Of chives and bandits

« previous post | next post »

Tension over the prolonged pandemic lockdowns in Chinese cities is growing.  Thus violence has erupted even in Beijing, where we get scenes like this in the suburb of Yanjiao, 21 miles east of Tiananmen, where workers are demonstrating for the right to travel to their jobs in the city, with continuous cries of "jǐngchá dǎ rén 警察打人" ("the police are beating people").  But it is Shanghai where the citizens have suffered most grievously and for the longest period of time.  Although the government has announced the lifting of the lockdowns, many of the most obnoxious mandates (e.g., repeated, frequent nucleic acid testing) are still being enforced.  All of this has led to extreme cynicism and a greater willingness to confront the authorities.  Some of these sentiments are conveyed on this card where, naturally in the land of the most severe censorship in the world, they must employ clever indirection, which I shall try to explain below:

I will not transcribe and translate every character on the card, but will cover all of its contents.

The part at the very top in the curved cartouche is a Shanghainese expression meaning basically "playing around".  The part at the very bottom says "Shanghai chives".  Why chives (jiǔcài 韭菜)?  As used here, it is a PRC internet neologism referring to "someone who can be repeatedly deceived and exploited, especially by the government or the stock market; dupe; shitizen" (source)  This neologistic sense derives metaphorically from the property of chives in regrowing tenaciously and quickly after their green leaves / tops are cut off and used by those who harvest them.

A central message that the creators of this card want to convey is that the lifting of lockdowns is just a joke, trying to mollify the undercurrent of resentment among Shanghainese, to be revoked before long. They have been going back and forth between lockdown and lifting for a long time already, hence the metaphor of cutting chives.  This "celebration" reeks, if I may, of irony.  Playing / toying with the people, as it were.

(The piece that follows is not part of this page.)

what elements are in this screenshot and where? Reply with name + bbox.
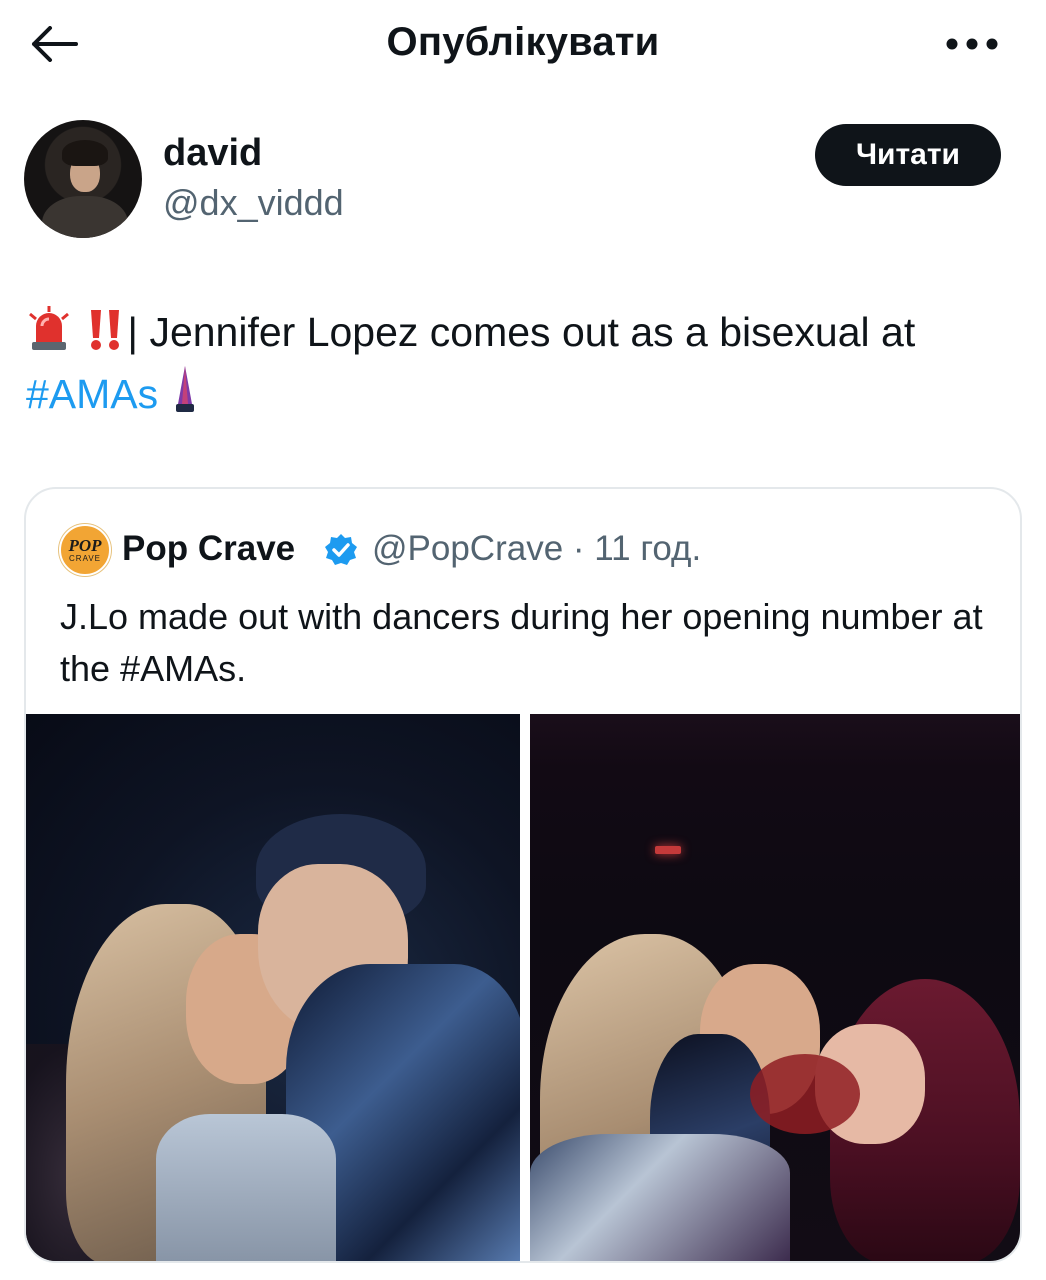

From a correspondent in China:

There will be more conflicts in the future. When the economy collapses, the regime will fall to pieces. People are shouting "土匪“("bandits"). They are fighting for their right to go to work, but I don't think they are literally aware that what they do is against dictatorship. How many people still remember May 35th* when it becomes a taboo and eliminated from media? Chinese people are lost in fake history while the country boasts of its incessant official historical recordings.

[*June 4, 1989]

Shanghai people celebrated their release from quarantine on June 1. It started from April 1 (Fool's Day) and ended on June 1 (Children's Day) 1, starting from a farce and ending like a child's play. Much ado about nothing. But what then? Shanghai residents as well as those in many other cities still have to take pcr test every 72/48 hours to be permitted into any public places. I've attached two pictures** of how they have to queue for hours to get tested.

Let's wait and see how the farce ends.

[**VHM:  Omitted here; available upon request]  

The author is a historian of dramatic arts.

Selected readings


  1. Victor Mair said,

    June 3, 2022 @ 6:31 pm

    If anyone is interested, I have extensive notes on Yanjiao made by Denis Mair based on the years he lived in that intriguing satellite city of Beijing.

  2. Christopher Coulouris said,

    June 4, 2022 @ 8:26 am

    I am interested in Denis's notes on Yanjiao Professor Mair. Sounds very interesting.

  3. Brandon Conlon said,

    June 5, 2022 @ 1:55 am

    As someone who just returned to the U.S. after living in China for 17 years, I found this, as I do all your posts on Language Log, fascinating, Professor Mair. Please also do send me those notes on Yanjiao. I'm very interested!

  4. HZ said,

    June 5, 2022 @ 3:55 am

    “Fooling around" might be a better translation of "弄弄白相”.

  5. Toby Blyth said,

    June 5, 2022 @ 10:02 pm

    Any expats there now are fools and need to be getting out before it is too late.